Friday, Feb. 15, 1963
PERSONAL FILE
sb As a pillar of the City of London's select financial clique and a graduate of Eton and Cambridge, Geoffrey Cecil Eley, 58, seemed a most unlikely candidate to outrage his peers by nationalizing a private steel company. Yet that, in effect, is what Eley did last week when Richard Thomas & Baldwins, Britain's only remaining nationalized steel company, won its fight to take over privately run Whitehead Iron & Steel. R.T.B.'s chairman for four years, Eley moved into action with government approval when the rival steel firm of Stewarts & Lloyds tried to take over Whitehead--a move that, if successful, would have deprived Eley's firm of its best customer. A quiet, very polite man who lists one of his recreations as "living privately," Eley shrewdly bought up Whitehead shares by raising Stewarts & Lloyds' offer, won 50% of them at $12 a share. Since nationalized R.T.B. is a money-losing proposition, the British taxpayer will have to provide the $30.1 million that Whitehead cost.
sb In skating rinks, bowling alleys and on ski slopes made of plastic, Japanese will soon be able to play at one of Japan's most modern resorts, the San-ai Hotel on Hokkaido Island, just an hour's plane ride from Tokyo. Work on the resort began last week when slim and tireless Kiyoshi Ichimura, 62, got permission from his backers to go ahead with the ambitious project. Already one of Japan's fastest rising businessmen, whose nine companies sold $61 million worth of goods last year, Ichimura believes that "to stand still is to lose ground"--and he has rarely stood still since World War II. Picked as president of Riken Sensitized Paper Co. when the U.S. broke up the Riken cartel after the war, Ichimura made it Japan's biggest photocopying-machine producer. He rapidly moved into manufacturing cameras and watches, set up a lingerie factory, won a Coca-Cola franchise, and last month opened a ten-story ladies' apparel store on Tokyo's Ginza. Ichimura attributes his unusual career to an equally unusual source: "a Great Sulk" that began when, at 15, he was refused money to attend an acrobatic show--and ended only when he decided to go into business for himself.

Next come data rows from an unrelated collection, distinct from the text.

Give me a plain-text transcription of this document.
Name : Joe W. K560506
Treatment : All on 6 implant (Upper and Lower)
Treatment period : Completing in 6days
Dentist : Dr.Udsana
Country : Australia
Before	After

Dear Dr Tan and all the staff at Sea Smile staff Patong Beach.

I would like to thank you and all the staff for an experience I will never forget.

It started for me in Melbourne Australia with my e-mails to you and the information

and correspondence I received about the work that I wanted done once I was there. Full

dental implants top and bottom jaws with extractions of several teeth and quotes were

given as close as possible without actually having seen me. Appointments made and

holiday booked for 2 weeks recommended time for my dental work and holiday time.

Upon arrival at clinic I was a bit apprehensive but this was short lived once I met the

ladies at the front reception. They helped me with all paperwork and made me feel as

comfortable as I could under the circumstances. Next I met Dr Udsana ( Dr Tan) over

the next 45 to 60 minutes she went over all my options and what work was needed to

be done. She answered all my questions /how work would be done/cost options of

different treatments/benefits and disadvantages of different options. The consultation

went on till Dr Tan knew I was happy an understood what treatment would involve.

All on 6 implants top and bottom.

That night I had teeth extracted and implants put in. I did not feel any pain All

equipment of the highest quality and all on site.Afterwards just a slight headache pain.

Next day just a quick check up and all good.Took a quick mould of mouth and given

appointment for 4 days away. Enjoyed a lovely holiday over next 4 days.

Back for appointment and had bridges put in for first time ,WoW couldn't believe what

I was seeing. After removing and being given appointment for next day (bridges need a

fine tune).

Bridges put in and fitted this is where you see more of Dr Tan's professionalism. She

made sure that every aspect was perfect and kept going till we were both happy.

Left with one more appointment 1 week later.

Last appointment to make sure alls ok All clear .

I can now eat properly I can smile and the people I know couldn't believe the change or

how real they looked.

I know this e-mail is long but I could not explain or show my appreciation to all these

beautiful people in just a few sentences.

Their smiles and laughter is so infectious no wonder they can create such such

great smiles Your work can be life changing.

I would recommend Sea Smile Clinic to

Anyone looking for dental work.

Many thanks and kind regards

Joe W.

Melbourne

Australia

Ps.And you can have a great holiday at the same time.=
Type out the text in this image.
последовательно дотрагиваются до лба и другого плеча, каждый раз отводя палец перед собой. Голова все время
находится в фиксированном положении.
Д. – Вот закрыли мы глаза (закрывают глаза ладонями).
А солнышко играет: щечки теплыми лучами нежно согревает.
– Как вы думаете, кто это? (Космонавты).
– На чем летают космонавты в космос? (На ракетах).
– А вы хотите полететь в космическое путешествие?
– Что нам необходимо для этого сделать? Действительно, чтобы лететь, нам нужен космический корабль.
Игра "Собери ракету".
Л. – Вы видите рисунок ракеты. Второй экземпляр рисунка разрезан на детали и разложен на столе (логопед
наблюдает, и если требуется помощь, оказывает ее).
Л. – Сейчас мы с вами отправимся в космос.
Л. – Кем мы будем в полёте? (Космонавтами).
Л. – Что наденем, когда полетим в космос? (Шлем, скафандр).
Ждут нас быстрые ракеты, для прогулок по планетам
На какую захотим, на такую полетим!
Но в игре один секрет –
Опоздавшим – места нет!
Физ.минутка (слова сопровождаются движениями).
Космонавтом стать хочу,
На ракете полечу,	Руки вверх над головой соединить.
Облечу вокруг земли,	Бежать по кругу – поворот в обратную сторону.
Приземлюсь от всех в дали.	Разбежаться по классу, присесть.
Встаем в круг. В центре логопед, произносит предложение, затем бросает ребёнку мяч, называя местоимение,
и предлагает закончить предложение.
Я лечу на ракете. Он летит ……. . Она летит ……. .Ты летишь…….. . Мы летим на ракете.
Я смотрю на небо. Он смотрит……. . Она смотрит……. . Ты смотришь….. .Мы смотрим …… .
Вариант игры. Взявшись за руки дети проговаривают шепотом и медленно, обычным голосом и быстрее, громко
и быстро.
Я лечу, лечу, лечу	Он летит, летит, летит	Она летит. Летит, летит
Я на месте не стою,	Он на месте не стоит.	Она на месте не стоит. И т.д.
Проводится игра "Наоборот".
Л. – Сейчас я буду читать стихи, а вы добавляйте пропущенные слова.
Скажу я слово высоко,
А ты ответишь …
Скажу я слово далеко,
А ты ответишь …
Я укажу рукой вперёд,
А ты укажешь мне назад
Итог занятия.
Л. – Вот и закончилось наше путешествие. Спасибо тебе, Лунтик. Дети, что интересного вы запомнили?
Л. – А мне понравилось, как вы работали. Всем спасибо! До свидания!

sb When the Philippine Republic decided to try to raise its gross national product by $860 million in five years, the World Bank and the U.S. Agency for International Development both pledged funds to form a private development corporation to help encourage new businesses. The problem was finding an able and independent boss who would be acceptable to government reformers, the Philippine business community, and overseas bankers. The man was finally found, and last week Francisco Ortigas Jr., 56, new president-treasurer of the Development Corporation of the Philippines, flew off to Washington to arrange $22 million in loans. Roman Catholic Ortigas is a successful businessman with a highly regarded talent for organization. Branching out from his own insurance and real estate business, he has gone into meat packing, sugar refining and cement, written a book called Planting Rice Is Never Fun. As head of the new corporation, 70% controlled by Philippine citizens, he will decide where to extend long-term loans to help Philippine mining, agriculture and industry.